Of the three branches of government, the presidency is the easiest to imagine getting rid of. Throughout history and today there are plenty of examples of societies without a president. It could be a parliamentary system with a prime minister instead or an ancient Greek example with a direct democracy of citizens. Most of us are at least a little bit familiar with some alternatives.
Before getting to the alternatives, though, we need to look at whether the alternatives would be better than what we have now. I’m not into scrapping things for the sake of doing so. I want to scrap the things that make our lives worse while keeping the things that are worthwhile. According to the National Endowment for the Humanities (The President’s Roles and Responsibilities: Understanding the President’s Job | NEH-Edsitement) the President has seven official and unofficial roles. They are:
- Chief of State
- Chief Executive
- Chief Diplomat
- Legislative Leader
- Chief of Party
- Guardian of the Economy
I’m of two minds when it comes to the chief of state. On the one hand, organization is easier with a focal point. On the other hand, countries typically have a chief of state just because they always have, and people have not adequately looked at other organizational options. Assuming that most people will want a chief of state, though, there is no reason why it has to be embodied in the same person as the other duties of the President. Just look at constitutional monarchies. It could certainly be argued that it works better having one person who just does the ceremonial aspects of the job while others concentrate on the other aspects. And, in America at least, not all Presidents have made good Chiefs of State. It’s risky having the position tied to everything else the president does.
Chief executive is what I think of as the core of the presidency. The president is the person who runs the executive branch of government. It can also be thought of as head of the federal bureaucracy of chief administrator. In a lot of ways, I think this role can be handled by the bureaucracy rather than by a person. As it stands, it’s basically a lot of delegating anyway. I know there are a lot of problems with meritocracy, but it does seem strange that all of the experts have to defer ultimate decision-making to someone whose only qualifications are being older than 45 and being a “natural born citizen”. Plus, a lot of Presidents have been very bad at this part of the job.
I’ve always wondered why the diplomatic corps reports to the President rather than Congress.
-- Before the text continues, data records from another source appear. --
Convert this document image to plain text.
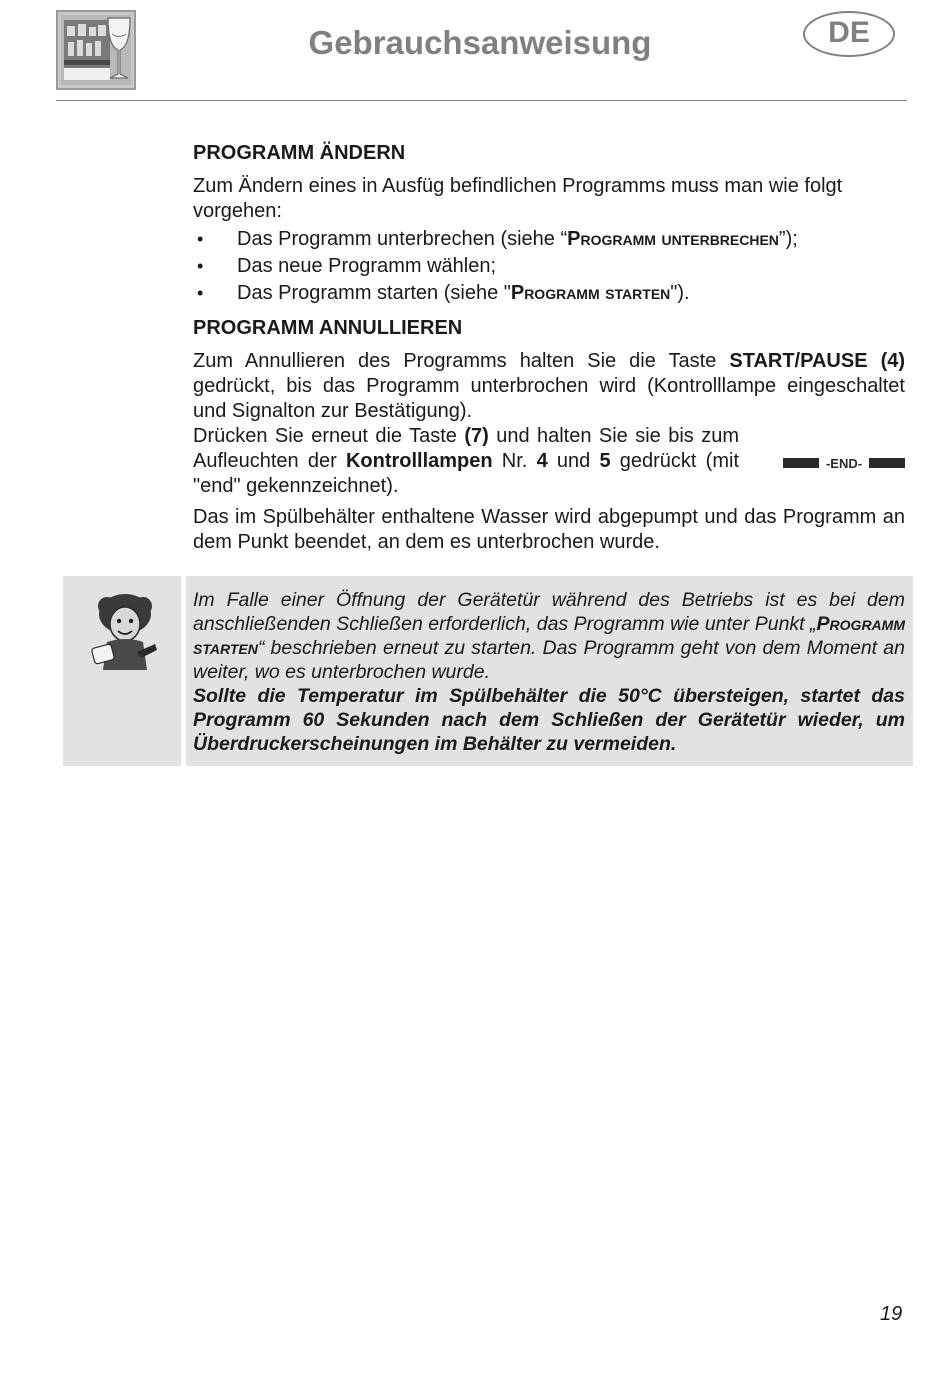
Gebrauchsanweisung	DE
PROGRAMM ÄNDERN

Zum Ändern eines in Ausfüg befindlichen Programms muss man wie folgt vorgehen:

• Das Programm unterbrechen (siehe “Programm unterbrechen”);
• Das neue Programm wählen;
• Das Programm starten (siehe "Programm starten").
PROGRAMM ANNULLIEREN

Zum Annullieren des Programms halten Sie die Taste START/PAUSE (4) gedrückt, bis das Programm unterbrochen wird (Kontrolllampe eingeschaltet und Signalton zur Bestätigung).

Drücken Sie erneut die Taste (7) und halten Sie sie bis zum Aufleuchten der Kontrolllampen Nr. 4 und 5 gedrückt (mit "end" gekennzeichnet).

-END-

Das im Spülbehälter enthaltene Wasser wird abgepumpt und das Programm an dem Punkt beendet, an dem es unterbrochen wurde.

Im Falle einer Öffnung der Gerätetür während des Betriebs ist es bei dem anschließenden Schließen erforderlich, das Programm wie unter Punkt „Programm starten“ beschrieben erneut zu starten. Das Programm geht von dem Moment an weiter, wo es unterbrochen wurde.

Sollte die Temperatur im Spülbehälter die 50°C übersteigen, startet das Programm 60 Sekunden nach dem Schließen der Gerätetür wieder, um Überdruckerscheinungen im Behälter zu vermeiden.

19
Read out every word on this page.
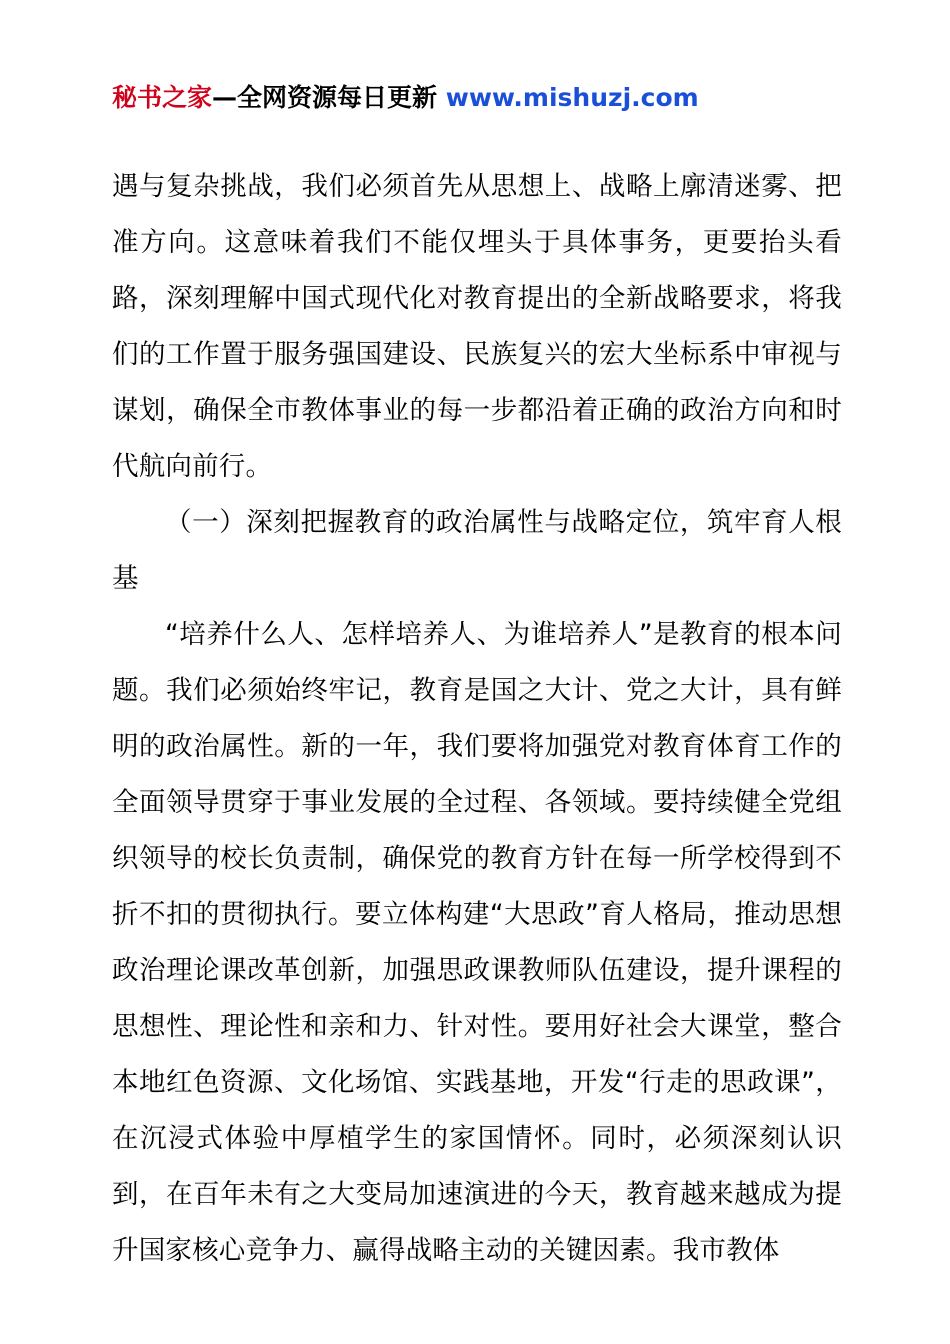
秘书之家—全网资源每日更新 www.mishuzj.com

遇与复杂挑战，我们必须首先从思想上、战略上廓清迷雾、把准方向。这意味着我们不能仅埋头于具体事务，更要抬头看路，深刻理解中国式现代化对教育提出的全新战略要求，将我们的工作置于服务强国建设、民族复兴的宏大坐标系中审视与谋划，确保全市教体事业的每一步都沿着正确的政治方向和时代航向前行。

（一）深刻把握教育的政治属性与战略定位，筑牢育人根基

“培养什么人、怎样培养人、为谁培养人”是教育的根本问题。我们必须始终牢记，教育是国之大计、党之大计，具有鲜明的政治属性。新的一年，我们要将加强党对教育体育工作的全面领导贯穿于事业发展的全过程、各领域。要持续健全党组织领导的校长负责制，确保党的教育方针在每一所学校得到不折不扣的贯彻执行。要立体构建“大思政”育人格局，推动思想政治理论课改革创新，加强思政课教师队伍建设，提升课程的思想性、理论性和亲和力、针对性。要用好社会大课堂，整合本地红色资源、文化场馆、实践基地，开发“行走的思政课”，在沉浸式体验中厚植学生的家国情怀。同时，必须深刻认识到，在百年未有之大变局加速演进的今天，教育越来越成为提升国家核心竞争力、赢得战略主动的关键因素。我市教体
It seems a lot like another appeal to tradition. It carries a whiff of the time of kings and political marriages. In actuality, this is another hugely variable role. Some Presidents have been very good at diplomacy while others have been terrible. It’s an area that can use a lot more consistency.
Commander-in-Chief might be the most famous official role of the President. It also might be the most indispensable. Civilian oversite of the military is huge. I don’t particularly care what it’s called, but someone, or a small group, has to be elected for this position. Unless. . .we completely restructure the military. Maybe we shouldn’t even have a standing military, which would make this position much less necessary. But I’m getting ahead of myself.
It seems funny that the Legislative Leader is not a member of the legislature. One thing I think the current system does right is separating the branches of government. Let’s break this connection. Maybe the executive can have a legislative liaison, but they shouldn’t be leading the legislature.
Having the President be the Chief of Party is just bad. The President should be beholden to only two things, the law and the people. There is no room for party politics. I understand that the President is the most powerful member of the party and being chief is kind of de facto, but we should be looking for ways to distance elected officials from their parties once they take office.
Guardian of the Economy sounds made up by someone playing Dungeons and Dragons. It’s an important job, though. The trouble is no one is any good at it and many are flat out bad. The economy kind of runs itself. I do wish the state would take a more active role in managing the economy, but for a long time now they don’t do much beyond manipulating the price and availability of money. You don’t see them popping bubbles or anything like that. They do subsidize some companies and industries, but they’re usually the ones that don’t need it and don’t deserve it. Anyway, this seems like it should be done by a committee.
So, those are the seven roles, and my takeaway is simple: all of that should not be given to one person. I wonder if the reason we so rarely have good Presidents is because the job is impossible. They are set up to fail. I can definitely get behind scrapping the presidency as an institution. As for starting over, I would go with an executive council to lead the executive branch. There could be seven members, one for each role. They would be elected but staggered every two years, so we only have one new council member joining at a time. And they would only serve one term each. And it would be a requirement that they retire after serving the term. And, when they’re running for office, they know the seat they will be filling. There would be a Chief of State election, then, two years later, a Chief Executive election, and on and on.
That’s just my current idea. I’m certainly open to suggestions. What would you have instead of a President?